The only thing I could think of on the question of Apple Silicon and Metal is that they think they could still split out the cold neurons to the CPU/Accelerate and the hot ones on the GPU and utilize both. The speedup is likely less if there is already no copying of data between GPU/CPU and using the unified memory. Still, it would be great if you could use even more of the capabilities of the chip simultaneously. In order to avoid thermal throttling they should use the efficiency cores only (I think this is what game mode does).

That doesn't make much sense to me. The GPU's task energy is so much lower than even the e cores, and AFIAK the GPU's compute isn't even fully utilized for local inference.

1 replies

Hybrid CPU/GPU Utilization: Seamlessly integrates memory/computation capabilities of CPU and GPU for a balanced workload and faster processing.

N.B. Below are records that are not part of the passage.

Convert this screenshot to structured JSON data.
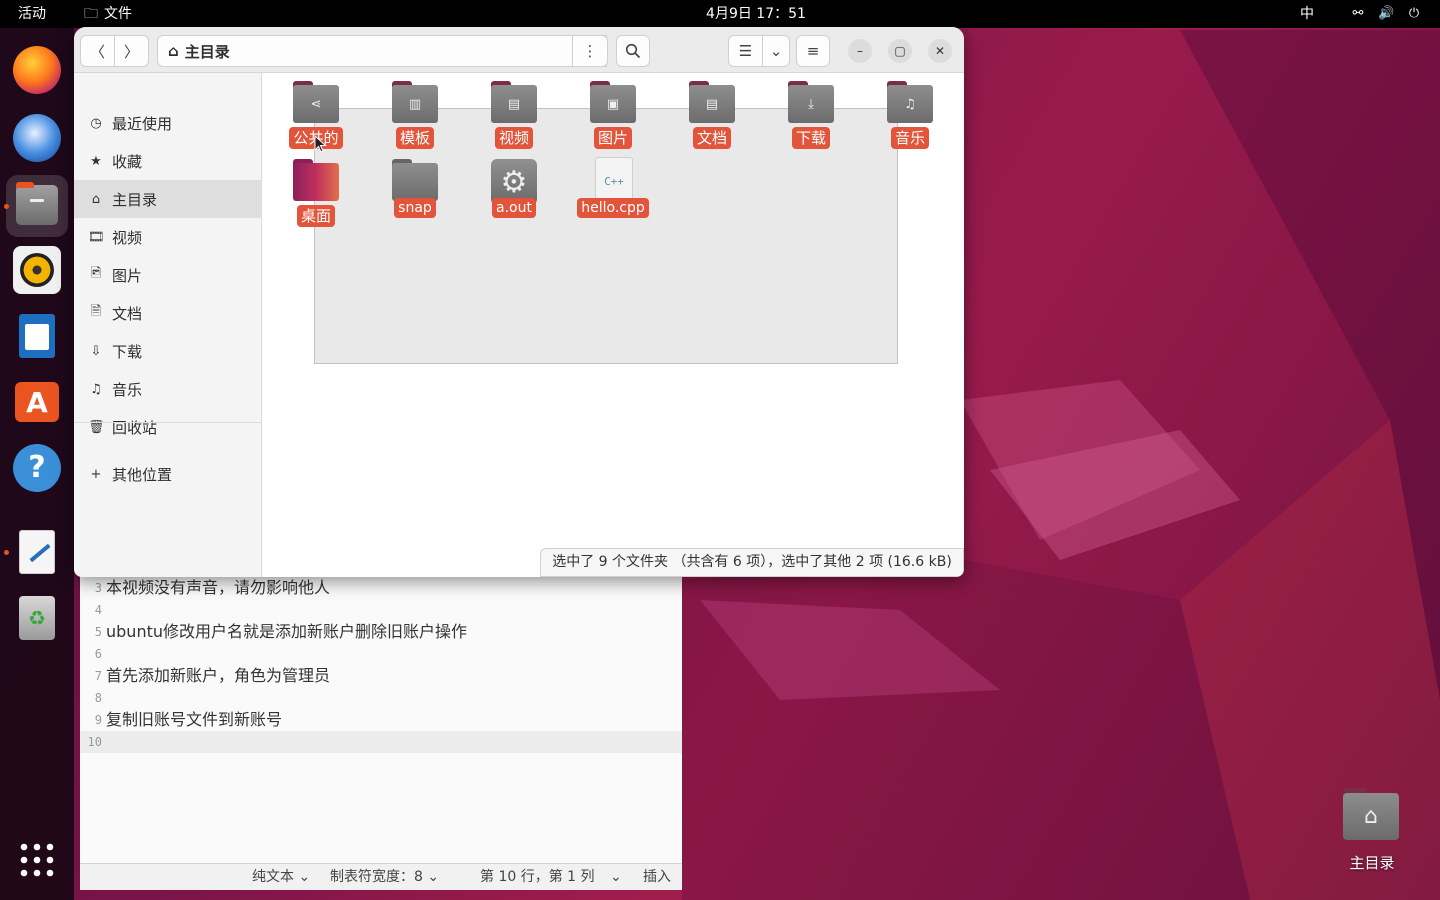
{
  "topbar": {
    "activities": "活动",
    "app_name": "文件",
    "clock": "4月9日 17：51",
    "input_method": "中"
  },
  "file_manager": {
    "path": "主目录",
    "sidebar": [
      {
        "label": "最近使用",
        "icon": "clock-icon"
      },
      {
        "label": "收藏",
        "icon": "star-icon"
      },
      {
        "label": "主目录",
        "icon": "home-icon",
        "selected": true
      },
      {
        "label": "视频",
        "icon": "film-icon"
      },
      {
        "label": "图片",
        "icon": "image-icon"
      },
      {
        "label": "文档",
        "icon": "document-icon"
      },
      {
        "label": "下载",
        "icon": "download-icon"
      },
      {
        "label": "音乐",
        "icon": "music-icon"
      },
      {
        "label": "回收站",
        "icon": "trash-icon"
      }
    ],
    "other_locations": "其他位置",
    "files": [
      {
        "name": "公共的",
        "type": "folder",
        "glyph": "share-icon"
      },
      {
        "name": "模板",
        "type": "folder",
        "glyph": "template-icon"
      },
      {
        "name": "视频",
        "type": "folder",
        "glyph": "film-icon"
      },
      {
        "name": "图片",
        "type": "folder",
        "glyph": "image-icon"
      },
      {
        "name": "文档",
        "type": "folder",
        "glyph": "document-icon"
      },
      {
        "name": "下载",
        "type": "folder",
        "glyph": "download-icon"
      },
      {
        "name": "音乐",
        "type": "folder",
        "glyph": "music-icon"
      },
      {
        "name": "桌面",
        "type": "folder",
        "glyph": "desktop-icon"
      },
      {
        "name": "snap",
        "type": "folder",
        "glyph": ""
      },
      {
        "name": "a.out",
        "type": "executable",
        "glyph": "gear-icon"
      },
      {
        "name": "hello.cpp",
        "type": "source",
        "glyph": "C++"
      }
    ],
    "status": "选中了 9 个文件夹 （共含有 6 项），选中了其他 2 项 (16.6 kB)"
  },
  "editor": {
    "lines": [
      {
        "n": "3",
        "text": "本视频没有声音，请勿影响他人"
      },
      {
        "n": "4",
        "text": ""
      },
      {
        "n": "5",
        "text": "ubuntu修改用户名就是添加新账户删除旧账户操作"
      },
      {
        "n": "6",
        "text": ""
      },
      {
        "n": "7",
        "text": "首先添加新账户，角色为管理员"
      },
      {
        "n": "8",
        "text": ""
      },
      {
        "n": "9",
        "text": "复制旧账号文件到新账号"
      },
      {
        "n": "10",
        "text": ""
      }
    ],
    "status": {
      "syntax": "纯文本",
      "tab_width": "制表符宽度：8",
      "position": "第 10 行，第 1 列",
      "mode": "插入"
    }
  },
  "desktop": {
    "home_label": "主目录"
  }
}
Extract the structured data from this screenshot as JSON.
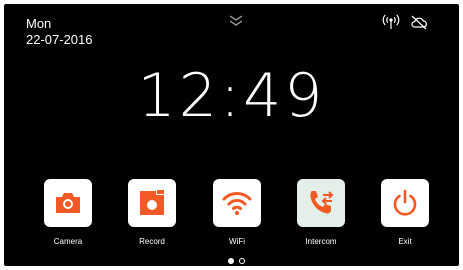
{
  "status_bar": {
    "day": "Mon",
    "date": "22-07-2016",
    "icons": [
      "pull-down-chevron",
      "wifi-signal",
      "cloud-disconnected"
    ]
  },
  "clock": {
    "time": "12:49"
  },
  "apps": [
    {
      "label": "Camera",
      "icon": "camera-icon"
    },
    {
      "label": "Record",
      "icon": "record-icon"
    },
    {
      "label": "WiFi",
      "icon": "wifi-icon"
    },
    {
      "label": "Intercom",
      "icon": "intercom-phone-icon"
    },
    {
      "label": "Exit",
      "icon": "power-icon"
    }
  ],
  "pager": {
    "pages": 2,
    "current": 1
  },
  "colors": {
    "screen_background": "#000000",
    "accent_orange": "#f15a24",
    "tile_white": "#ffffff",
    "tile_intercom": "#e5efe9",
    "text": "#ffffff"
  }
}
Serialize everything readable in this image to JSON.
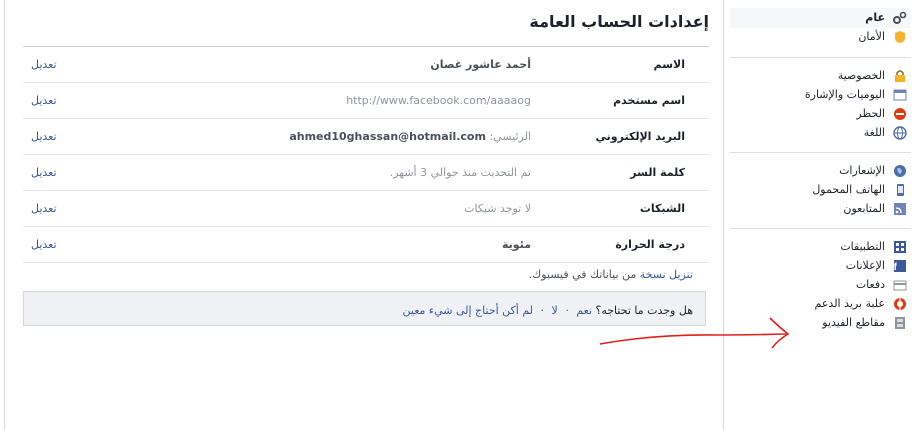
{
  "page_title": "إعدادات الحساب العامة",
  "rows": [
    {
      "label": "الاسم",
      "value_prefix": "",
      "value": "أحمد عاشور غصان",
      "edit": "تعديل"
    },
    {
      "label": "اسم مستخدم",
      "value_prefix": "",
      "value": "http://www.facebook.com/aaaaog",
      "edit": "تعديل"
    },
    {
      "label": "البريد الإلكتروني",
      "value_prefix": "الرئيسي:",
      "value": "ahmed10ghassan@hotmail.com",
      "edit": "تعديل"
    },
    {
      "label": "كلمة السر",
      "value_prefix": "",
      "value": "تم التحديث منذ حوالي 3 أشهر.",
      "edit": "تعديل"
    },
    {
      "label": "الشبكات",
      "value_prefix": "",
      "value": "لا توجد شبكات",
      "edit": "تعديل"
    },
    {
      "label": "درجة الحرارة",
      "value_prefix": "",
      "value": "مئوية",
      "edit": "تعديل"
    }
  ],
  "download": {
    "link": "تنزيل نسخة",
    "rest": "من بياناتك في فيسبوك."
  },
  "help": {
    "question": "هل وجدت ما تحتاجه؟",
    "yes": "نعم",
    "separator": "·",
    "no": "لا",
    "no_extra": "لم أكن أحتاج إلى شيء معين"
  },
  "sidebar": {
    "items": [
      {
        "label": "عام",
        "icon": "gear-icon",
        "color": "#4b4f56"
      },
      {
        "label": "الأمان",
        "icon": "badge-icon",
        "color": "#f5b22a"
      },
      {
        "label": "الخصوصية",
        "icon": "lock-icon",
        "color": "#f5b22a"
      },
      {
        "label": "اليوميات والإشارة",
        "icon": "timeline-icon",
        "color": "#6d84b4"
      },
      {
        "label": "الحظر",
        "icon": "block-icon",
        "color": "#dd3c10"
      },
      {
        "label": "اللغة",
        "icon": "globe-icon",
        "color": "#4a6ea9"
      },
      {
        "label": "الإشعارات",
        "icon": "globe-notifications-icon",
        "color": "#4a6ea9"
      },
      {
        "label": "الهاتف المحمول",
        "icon": "mobile-icon",
        "color": "#4a6ea9"
      },
      {
        "label": "المتابعون",
        "icon": "rss-icon",
        "color": "#6d84b4"
      },
      {
        "label": "التطبيقات",
        "icon": "apps-icon",
        "color": "#3b5998"
      },
      {
        "label": "الإعلانات",
        "icon": "ads-icon",
        "color": "#3b5998"
      },
      {
        "label": "دفعات",
        "icon": "card-icon",
        "color": "#90949c"
      },
      {
        "label": "علبة بريد الدعم",
        "icon": "lifebuoy-icon",
        "color": "#dd3c10"
      },
      {
        "label": "مقاطع الفيديو",
        "icon": "film-icon",
        "color": "#90949c"
      }
    ]
  }
}
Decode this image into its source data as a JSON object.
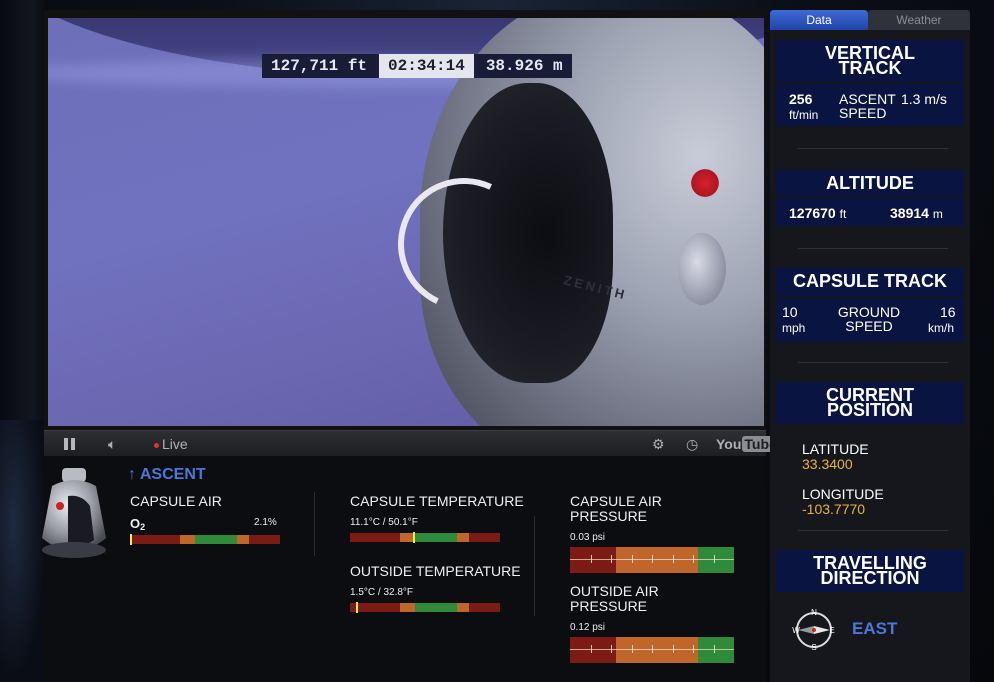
{
  "video": {
    "altitude_ft": "127,711 ft",
    "elapsed_time": "02:34:14",
    "altitude_m": "38.926 m",
    "capsule_text": "ZENITH"
  },
  "controls": {
    "live_label": "Live",
    "youtube_label": "You",
    "youtube_tube": "Tube"
  },
  "status": {
    "phase": "ASCENT",
    "arrow": "↑"
  },
  "capsule_air": {
    "title": "CAPSULE AIR",
    "gas": "O",
    "gas_sub": "2",
    "value": "2.1%",
    "level": 0.0
  },
  "capsule_temperature": {
    "title": "CAPSULE TEMPERATURE",
    "value": "11.1°C / 50.1°F",
    "level": 0.42
  },
  "outside_temperature": {
    "title": "OUTSIDE TEMPERATURE",
    "value": "1.5°C / 32.8°F",
    "level": 0.04
  },
  "capsule_air_pressure": {
    "title_line1": "CAPSULE AIR",
    "title_line2": "PRESSURE",
    "value": "0.03 psi"
  },
  "outside_air_pressure": {
    "title_line1": "OUTSIDE AIR",
    "title_line2": "PRESSURE",
    "value": "0.12 psi"
  },
  "tabs": {
    "data": "Data",
    "weather": "Weather"
  },
  "vertical_track": {
    "title_line1": "VERTICAL",
    "title_line2": "TRACK",
    "rate": "256",
    "rate_unit": "ft/min",
    "label_line1": "ASCENT",
    "label_line2": "SPEED",
    "speed": "1.3 m/s"
  },
  "altitude": {
    "title": "ALTITUDE",
    "ft": "127670",
    "ft_unit": "ft",
    "m": "38914",
    "m_unit": "m"
  },
  "capsule_track": {
    "title": "CAPSULE TRACK",
    "mph": "10",
    "mph_unit": "mph",
    "label_line1": "GROUND",
    "label_line2": "SPEED",
    "kmh": "16",
    "kmh_unit": "km/h"
  },
  "current_position": {
    "title_line1": "CURRENT",
    "title_line2": "POSITION",
    "latitude_label": "LATITUDE",
    "latitude": "33.3400",
    "longitude_label": "LONGITUDE",
    "longitude": "-103.7770"
  },
  "travelling_direction": {
    "title_line1": "TRAVELLING",
    "title_line2": "DIRECTION",
    "direction": "EAST",
    "compass": {
      "n": "N",
      "e": "E",
      "s": "S",
      "w": "W"
    }
  },
  "colors": {
    "accent_blue": "#3e6bd6",
    "panel_navy": "#0a1440",
    "gold": "#e7b635",
    "bar_red": "#7c1a14",
    "bar_orange": "#c0662a",
    "bar_green": "#2f8a3a"
  }
}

Does this means that it runs at same time at both CPU and GPU, being faster than a CPU-only or a GPU-only implementation on the same device?

edit: when running on integrated GPUs, can this benefit from the improved communication between CPU and GPU?

GPU-only will be faster if you have enough VRAM.

But if you want to run a model that requires more VRAM than you have, the current approach is to use llama.cpp and specify n_gpu_layers. That works, but is slower than GPU-only.

OP claims to be 10x as fast as llama.cpp in the case when you can't fit the whole model in VRAM.

1 replies

We have tested PowerInfer on the following platforms:

x86-64 CPU (with AVX2 instructions) on Linux

x86-64 CPU and NVIDIA GPU on Linux

Apple M Chips on macOS (As we do not optimize for Mac, the performance improvement is not significant now.)

And new features coming soon:

Mistral-7B model

Metal backend for sparse inference on macOS

Also worth mentioning the downloadable llama2 models, and the file.

0 replies

This will be really cool once there's the ability to generate the sparse predictor files for arbitrary models rather than just the 4 they've done it with. Looking through the page and code it doesn't seem like the tools to do that step are included. Guess I'll wait on this one a bit. Hopefully these features will be merged back into llama.cpp as options eventually since this is based on the normal llama.cpp code (ie, not just using the ggml matrix lib).

0 replies

Scale-free network topology enables a crude but effective split of neurons into hot and cold classes—hot neurons at home on the GPU and larger numbers of cold neurons that benefit from more memory on the CPU. Clever!

0 replies

"This distribution indicates that a small subset of neurons, termed hot neurons, are consistently activated across inputs, while the majority, cold neurons, vary based on specific inputs. PowerInfer exploits such an insight to design a GPU-CPU hybrid inference engine: hot-activated neurons are preloaded onto the GPU for fast access, while cold-activated neurons are computed on the CPU, thus significantly reducing GPU memory demands and CPU-GPU data transfers."


0 replies

All the "consumer grade GPUs" terminology makes it seem like you could run it on a variety of models, but like so many of these posts, is this a 4090 exclusive?

0 replies

This sounds like it uses the same techniques as the ones described in the "LLM in a Flash" paper posted yesterday? If so, cool to see an implementation of these techniques running models on non-Apple GPUs.

0 replies

It’s not too much faster than exllama2 with flash attention, no?